Talks and workshops offered by Wrkit will give teams the tools they need to grow, develop resilience and manage the challenges that they face throughout the day through practical workshops and coaching sessions.
In addition, the self-help tools on the POWR platform will help employees build resilience and improve wellbeing. The platform allows employees to take control over their health and wellness through Self Awareness, Goal-Setting and ongoing Self-Monitoring.
Recognition is not just a tool to build resilience, but it also makes employees feel valued in their role which improves overall job satisfaction.
Wrkit’s recognition module is a fantastic tool for promoting this and creating a culture of mutual support and celebration between the team to help everyone to feel appreciated and respected. This should span from management down and between both back and front of house staff.

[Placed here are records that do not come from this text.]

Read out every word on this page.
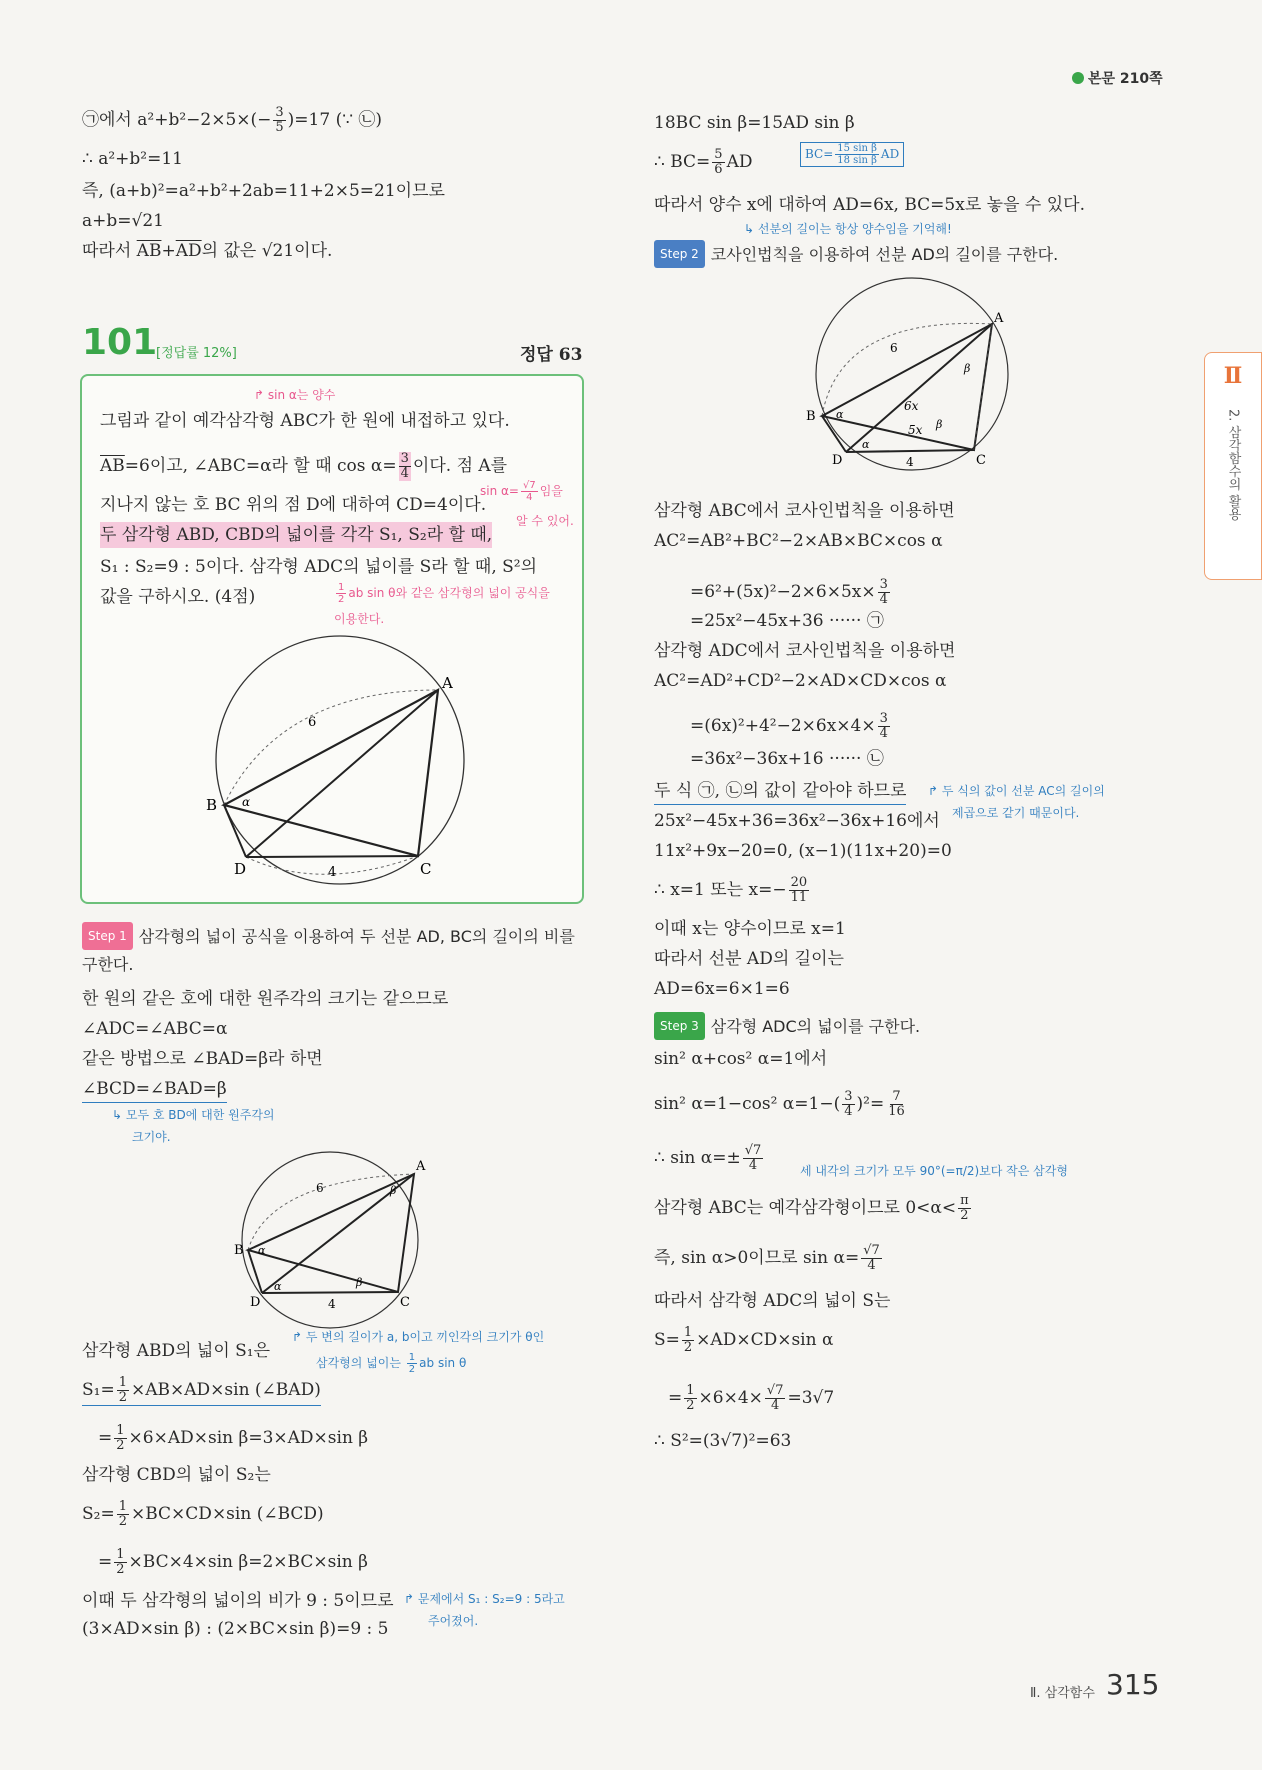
본문 210쪽
Ⅱ
2. 삼각함수의 활용
㉠에서 $a^2+b^2-2\times 5\times(- \frac{3}{5} )=17$ (∵ ㉡)
∴ a²+b²=11
즉, (a+b)²=a²+b²+2ab=11+2×5=21이므로
a+b=√21
따라서 $\overline{AB}+\overline{AD}$의 값은 √21이다.
101
[정답률 12%]	정답 63
↱ sin α는 양수
그림과 같이 예각삼각형 ABC가 한 원에 내접하고 있다.
$\overline{AB}=6$이고, ∠ABC=α라 할 때 $\cos \alpha= \frac{3}{4}$ 이다. 점 A를
$\sin \alpha= \frac{√7}{4}$ 임을
알 수 있어.
지나지 않는 호 BC 위의 점 D에 대하여 CD=4이다.
두 삼각형 ABD, CBD의 넓이를 각각 S₁, S₂라 할 때,
S₁ : S₂=9 : 5이다. 삼각형 ADC의 넓이를 S라 할 때, S²의
값을 구하시오. (4점)	$\frac{1}{2}$ ab sin θ와 같은 삼각형의 넓이 공식을
이용한다.
A
B
C
D
6
4
α
Step 1 삼각형의 넓이 공식을 이용하여 두 선분 AD, BC의 길이의 비를
구한다.
한 원의 같은 호에 대한 원주각의 크기는 같으므로
∠ADC=∠ABC=α
같은 방법으로 ∠BAD=β라 하면
∠BCD=∠BAD=β
↳ 모두 호 BD에 대한 원주각의
크기야.
A
B
C
D
6
4
α
α
β
β
↱ 두 변의 길이가 a, b이고 끼인각의 크기가 θ인
삼각형의 넓이는 $\frac{1}{2}$ ab sin θ
삼각형 ABD의 넓이 S₁은
$S_1= \frac{1}{2} \times AB\times AD\times\sin$ (∠BAD)
= $\frac{1}{2} \times 6\times AD\times\sin$ β=3×AD×sin β
삼각형 CBD의 넓이 S₂는
$S_2= \frac{1}{2} \times BC\times CD\times\sin$ (∠BCD)
= $\frac{1}{2} \times BC\times 4\times\sin$ β=2×BC×sin β
이때 두 삼각형의 넓이의 비가 9 : 5이므로 ↱ 문제에서 S₁ : S₂=9 : 5라고
주어졌어.
(3×AD×sin β) : (2×BC×sin β)=9 : 5
18BC sin β=15AD sin β
∴ $BC= \frac{5}{6}$ AD	$BC= \frac{\text{15 sin β}}{\text{18 sin β}}$ AD
따라서 양수 x에 대하여 AD=6x, BC=5x로 놓을 수 있다.
↳ 선분의 길이는 항상 양수임을 기억해!
Step 2 코사인법칙을 이용하여 선분 AD의 길이를 구한다.
A
B
C
D
6
4
6x
5x
α
α
β
β
삼각형 ABC에서 코사인법칙을 이용하면
AC²=AB²+BC²−2×AB×BC×cos α
$=6^2+(5x)^2-2\times 6\times 5x\times \frac{3}{4}$
=25x²−45x+36 ······ ㉠
삼각형 ADC에서 코사인법칙을 이용하면
AC²=AD²+CD²−2×AD×CD×cos α
$=(6x)^2+4^2-2\times 6x\times 4\times \frac{3}{4}$
=36x²−36x+16 ······ ㉡
두 식 ㉠, ㉡의 값이 같아야 하므로 ↱ 두 식의 값이 선분 AC의 길이의
제곱으로 같기 때문이다.
25x²−45x+36=36x²−36x+16에서
11x²+9x−20=0, (x−1)(11x+20)=0
∴ x=1 또는 $x=- \frac{20}{11}$
이때 x는 양수이므로 x=1
따라서 선분 AD의 길이는
AD=6x=6×1=6
Step 3 삼각형 ADC의 넓이를 구한다.
sin² α+cos² α=1에서
sin² α=1−cos² $\alpha=1-( \frac{3}{4} )^2= \frac{7}{16}$
∴ $\sin \alpha=\pm \frac{√7}{4}$	세 내각의 크기가 모두 90°(=π/2)보다 작은 삼각형
삼각형 ABC는 예각삼각형이므로 $0<\alpha< \frac{\pi}{2}$
즉, sin α>0이므로 $\sin \alpha= \frac{√7}{4}$
따라서 삼각형 ADC의 넓이 S는
$S= \frac{1}{2} \times AD\times CD\times\sin$ α
= $\frac{1}{2} \times 6\times 4\times \frac{√7}{4} =3√7$
∴ S²=(3√7)²=63
Ⅱ. 삼각함수 315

Spending hours on your feet, working busy shifts and keeping on top of what customers need and want throughout the day sounds exhausting, but in reality, it stimulates your brain and makes it hard to transition out of “work mode”.
Employers should encourage staff to unwind at the end of their shift, whether that is sitting down and having a drink before going home, providing a quiet space to sit at the end of the day and process the shift before leaving, or giving access to mindfulness or meditation tools.
These switching off practices are especially important for employees working late night shifts as failure to do so could leave them awake until the early hours of the morning and not getting enough rest.
Sleeping and resting
The hospitality industry is known for long, late hours and often a lack of breaks. While it is understandable, especially in the face of a staffing crisis, that staff cannot always take a break during a busy service, managers must ensure they are doing everything in their power to give their staff a reasonable amount of downtime.
Getting a good amount of sleep is critical to performing well at work and maintaining mental wellbeing. Late-night hospitality venues in particular must consider this. Avoid putting staff on shifts that require an early start after a late finish and explore options to help staff rest quicker after a shift, such as mindfulness or meditation resources.
Megan Sowney, Wrkit’s UK Managing Director, said: “Hospitality staff face challenging situations every day, but these challenges have been amplified in recent weeks. The public have missed eating and drinking out, so have descended on establishments in huge numbers. This combined with staffing issues means that hospitality workers are working incredibly hard, and this is likely to take its toll on mental health.
“Employers must ensure they are taking care of their staff, or they could end up losing them to other businesses or industries, which could have dire implications. The hospitality industry needs staff to operate, and it needs staff who are not burnt out to run well.
“Businesses that look after the wellbeing of current staff, re-evaluate the current industry standards and offer an attractive employee benefits package will enjoy higher levels of retention and an improved employer reputation, aiding recruitment.”